Programme « Scarlatti – Boccherini »


« Domenico Scarlatti & Luigi Boccherini, conversations intimes »

Bertrand Cuiller : clavecin & Bruno Cocset : violoncelle
avec la participation de
Emmanuel Jacques : violoncelle continuo
ou, Richard Myron : contrebasse
Dans une forme élargie, ce projet pourra voir se joindre
Maude Gratton : pianoforte

S’appuyant sur leurs discographies respectives (ici principalement chez Alpha*) et une complicité musicale de plus de 10 années, Bruno Cocset et Bertrand Cuiller explorent et font partager la musique géniale de deux expatriés italiens à la cour  d’Espagne : Domenico Scarlatti, né à Naples en 1685, qui y réside de 1733 jusqu’à sa mort en 1757, enseignant le clavecin à la Princesse Marie Barbara qui deviendra reine d’Espagne, et, Luigi Boccherini (1743 – 1805), originaire de Lucques en Toscane, qui lui y séjournera de 1768 à 1785 au service de la famille royale, notamment du Prince des Asturies et de l’Infant.

Domenico Scarlatti
Luigi Boccherini

Cette mise en miroir de deux musiciens qui vont se succéder en Espagne peut surprendre. Pourtant ils ont en commun une originalité qui les rend difficiles à classer…et à parfois même à dater. Inventivité, recherche de couleurs harmoniques singulières associé à une rythmique débridé et parfois fantasque : tout ce qui participe à l’avant-gardisme de Scarlatti s’accorde bien avec la musique de Boccherini qui met la virtuosité au service d’un discours plus intimiste et riche de touches subtiles qu’il n’y parait. Tous deux sont autant dans l’exploration sonore qu’instrumentale et ont en commun une production dédiée à leur instrument importante (555 sonates pour le clavecin concernant Scarlatti, au moins 25 sonates, 12 concertos et 110 quintettes à deux violoncelles pour Boccherini). Leurs musiques ont chacune une identité forte, reconnaissable entre toutes dans l’abondance de la production musicale du 18ème siècle. Par leur exil, ou plutôt le choix de l’expatriation (une tradition chez les italiens depuis la Renaissance) ils vont essaimer à travers l’Europe tout en se nourrissant des influences artistiques de leur pays d’accueil, participant ainsi au cheminement et à l’essor musical du siècle des lumières…
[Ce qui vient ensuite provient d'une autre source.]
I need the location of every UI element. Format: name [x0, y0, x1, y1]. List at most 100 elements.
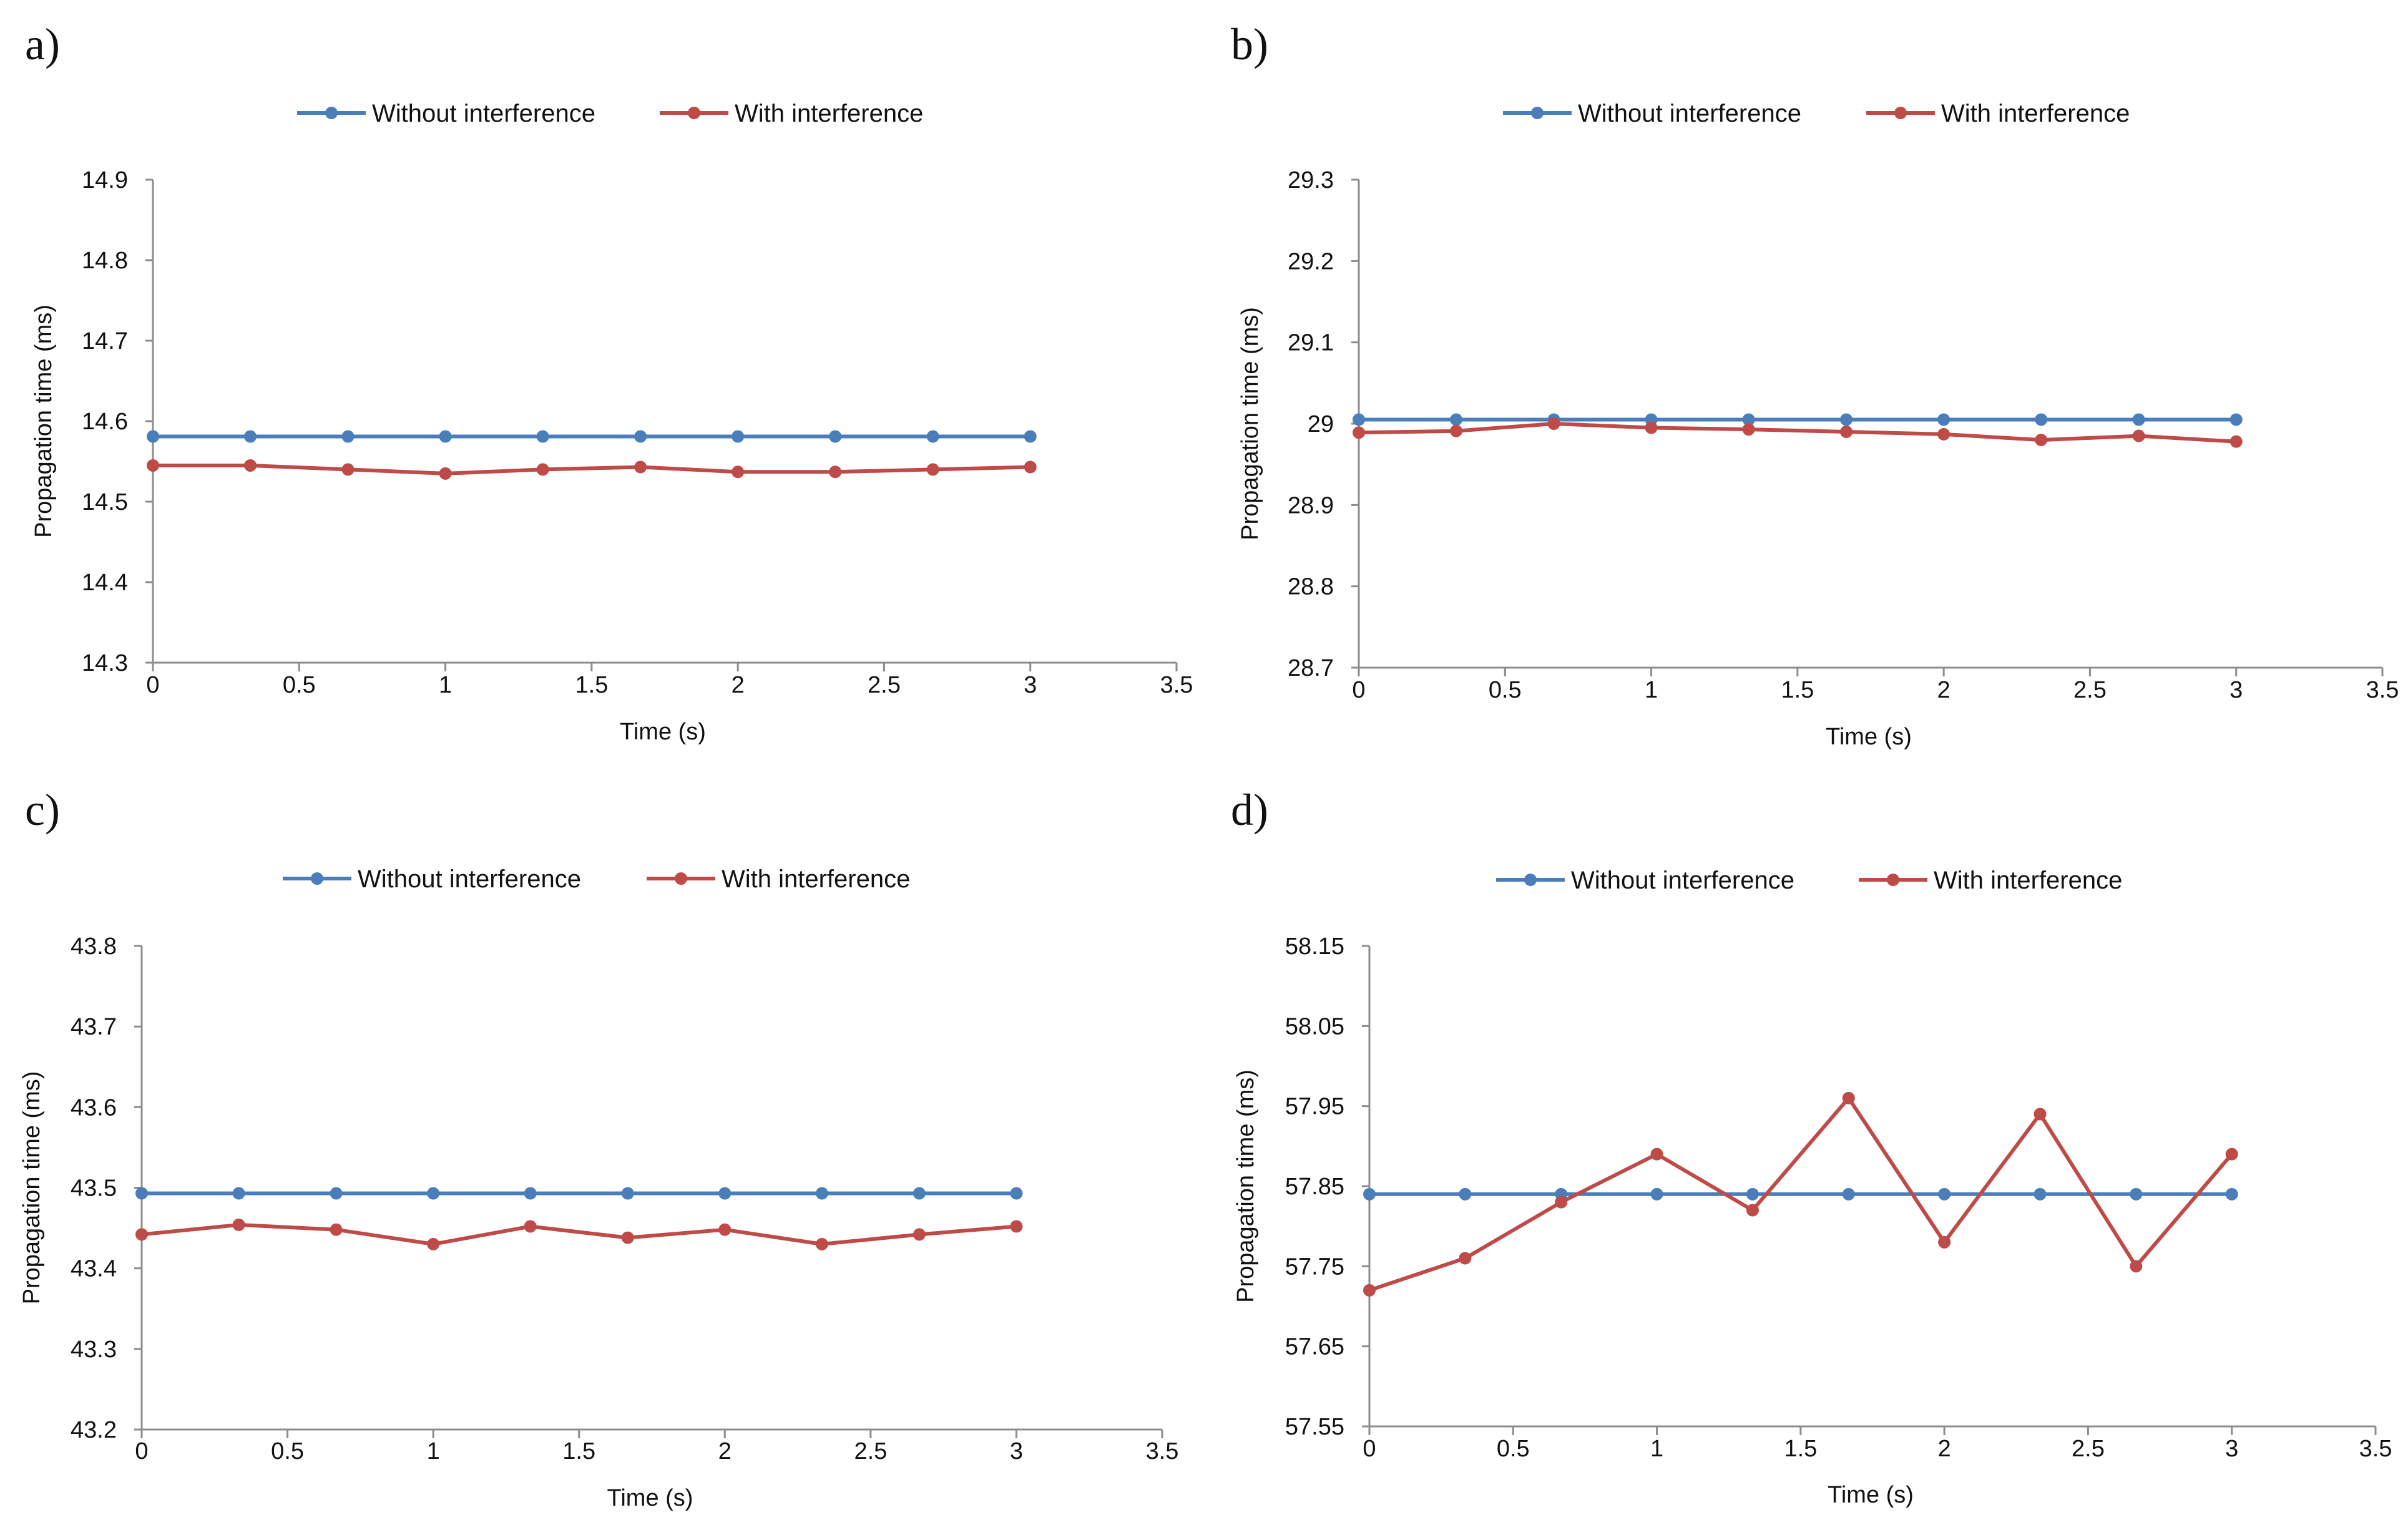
data-point-without [1840, 413, 1853, 426]
data-point-without [718, 1187, 732, 1200]
data-point-with [524, 1220, 537, 1233]
series-line-with-interference [141, 1222, 1017, 1246]
data-point-with [439, 467, 452, 480]
y-tick-label: 57.75 [1285, 1254, 1344, 1280]
data-point-without [2225, 1187, 2238, 1201]
x-tick-label: 3 [2229, 677, 2243, 703]
legend-item-with-interference: With interference [1859, 867, 2122, 894]
legend-label: Without interference [372, 100, 595, 127]
x-tick-label: 1 [439, 672, 452, 698]
data-point-with [2225, 1147, 2238, 1161]
data-point-without [135, 1187, 148, 1200]
data-point-with [1746, 1204, 1759, 1217]
y-tick-label: 28.9 [1288, 492, 1334, 519]
legend-label: With interference [722, 865, 910, 893]
x-axis-title: Time (s) [620, 719, 706, 745]
data-point-with [1010, 1220, 1023, 1233]
x-tick-label: 2.5 [2073, 677, 2107, 703]
data-point-with [718, 1223, 732, 1236]
y-axis-title: Propagation time (ms) [1233, 1069, 1259, 1303]
x-tick-label: 2 [718, 1438, 732, 1464]
y-tick-label: 57.85 [1285, 1174, 1344, 1200]
data-point-without [524, 1187, 537, 1200]
y-tick-label: 57.95 [1285, 1094, 1344, 1120]
data-point-with [621, 1231, 634, 1244]
data-point-without [2034, 1187, 2047, 1201]
x-tick-label: 0 [1352, 677, 1365, 703]
series-line-with-interference [153, 464, 1030, 475]
data-point-with [232, 1218, 245, 1231]
x-tick-label: 3 [1024, 672, 1037, 698]
legend-marker [325, 107, 338, 119]
data-point-without [621, 1187, 634, 1200]
legend-label: Without interference [1578, 100, 1801, 127]
legend-label: With interference [1941, 100, 2130, 127]
x-tick-label: 3 [2225, 1436, 2238, 1462]
data-point-with [815, 1237, 828, 1250]
x-tick-label: 0 [1363, 1436, 1376, 1462]
x-tick-label: 2 [1937, 677, 1950, 703]
data-point-with [135, 1228, 148, 1241]
legend: Without interference With interference [1496, 867, 2122, 894]
data-point-with [829, 465, 842, 479]
data-point-with [1459, 1252, 1472, 1265]
y-tick-label: 43.5 [71, 1176, 117, 1202]
y-tick-label: 43.8 [71, 933, 117, 960]
y-tick-label: 57.65 [1285, 1334, 1344, 1360]
data-point-without [232, 1187, 245, 1200]
y-axis-title: Propagation time (ms) [19, 1071, 45, 1305]
legend-label: Without interference [1571, 867, 1794, 894]
legend-item-with-interference: With interference [1866, 100, 2130, 127]
y-tick-label: 14.4 [82, 570, 128, 596]
data-point-with [1938, 1235, 1951, 1249]
data-point-with [1555, 1196, 1568, 1209]
panel-letter: b) [1231, 19, 1268, 69]
y-tick-label: 14.5 [82, 489, 128, 515]
legend-label: With interference [735, 100, 923, 127]
y-tick-label: 14.7 [82, 328, 128, 354]
y-tick-label: 43.2 [71, 1417, 117, 1443]
x-axis-title: Time (s) [1826, 724, 1912, 750]
x-tick-label: 0.5 [283, 672, 316, 698]
legend-item-without-interference: Without interference [283, 865, 581, 893]
y-tick-label: 43.4 [71, 1256, 117, 1282]
data-point-without [439, 430, 452, 443]
data-point-with [1547, 417, 1560, 430]
legend: Without interference With interference [297, 100, 923, 127]
data-point-without [1842, 1187, 1855, 1201]
x-tick-label: 3.5 [1160, 672, 1193, 698]
data-point-without [1450, 413, 1463, 426]
data-point-with [1645, 421, 1658, 434]
data-point-without [1650, 1187, 1663, 1201]
panel-letter: a) [25, 19, 60, 69]
x-tick-label: 2 [1938, 1436, 1951, 1462]
data-point-without [2229, 413, 2243, 426]
data-point-with [2229, 435, 2243, 448]
chart-panel-a: a) 14.3 14.4 14.5 14.6 14.7 14.8 14.9 0 0.5 1 1.5 2 2… [25, 19, 1193, 745]
legend-marker [675, 872, 687, 885]
y-tick-label: 43.3 [71, 1337, 117, 1363]
x-tick-label: 0 [135, 1438, 148, 1464]
legend: Without interference With interference [1503, 100, 2130, 127]
data-point-with [2132, 429, 2145, 442]
legend-item-with-interference: With interference [660, 100, 923, 127]
data-point-without [1024, 430, 1037, 443]
y-tick-label: 29.3 [1288, 167, 1334, 193]
data-point-with [1842, 1091, 1855, 1104]
data-point-without [1363, 1187, 1376, 1201]
x-tick-label: 2 [732, 672, 745, 698]
data-point-without [536, 430, 549, 443]
data-point-without [815, 1187, 828, 1200]
data-point-with [536, 463, 549, 476]
x-tick-label: 3.5 [1146, 1438, 1179, 1464]
data-point-without [1938, 1187, 1951, 1201]
data-point-with [1450, 424, 1463, 437]
y-tick-label: 14.3 [82, 650, 128, 676]
legend-label: Without interference [358, 865, 581, 893]
data-point-without [341, 430, 355, 443]
data-point-with [1742, 423, 1755, 436]
data-point-without [1746, 1187, 1759, 1201]
series-line-with-interference [1358, 422, 2236, 444]
legend: Without interference With interference [283, 865, 910, 893]
legend-item-with-interference: With interference [647, 865, 910, 893]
Pour ponctuer cette conversation intime « à distance » des deux musiciens madrilènes (ici distance dans le temps), des caprices pour violoncelle seul de Joseph Marie Clément Dall’Abaco seront joués. Originaire d’une famille de musiciens de Vérone et né aux Pays-Bas lors de l’exil de son père Evaristo, Joseph Dall’Abaco servira la cour de Bonn au cours d’une longue vie (1710 – 1805). Ses 11 Capricci découverts depuis peu sont singuliers, d’une écriture parfois énigmatique. La seule copie du manuscrit ne permet d’ailleurs pas la datation d’une musique au caractère intemporel. En effet d’un caprice à l’autre, l’écoute nous fait voyager dans le temps sans jamais vouloir se « poser ». Une belle et subtile passerelle entre Scarlatti et Boccherini…

Comme en témoigne leurs biographies et leurs enregistrements, Bertrand Cuiller et Bruno Cocset s’inscrivent dans la tradition des interprètes « historiquement informés ». Comme à l’accoutumé, le choix des instruments des deux musiciens sera opéré avec attention : un violoncelle de Charles Riché fabriqué en 2006 pour le premier disque Boccherini, un clavecin italien de Philippe Humeau, deux instruments qui ont déjà conquis les auditeurs durant leurs concerts ou à l’écoute de leurs CDs.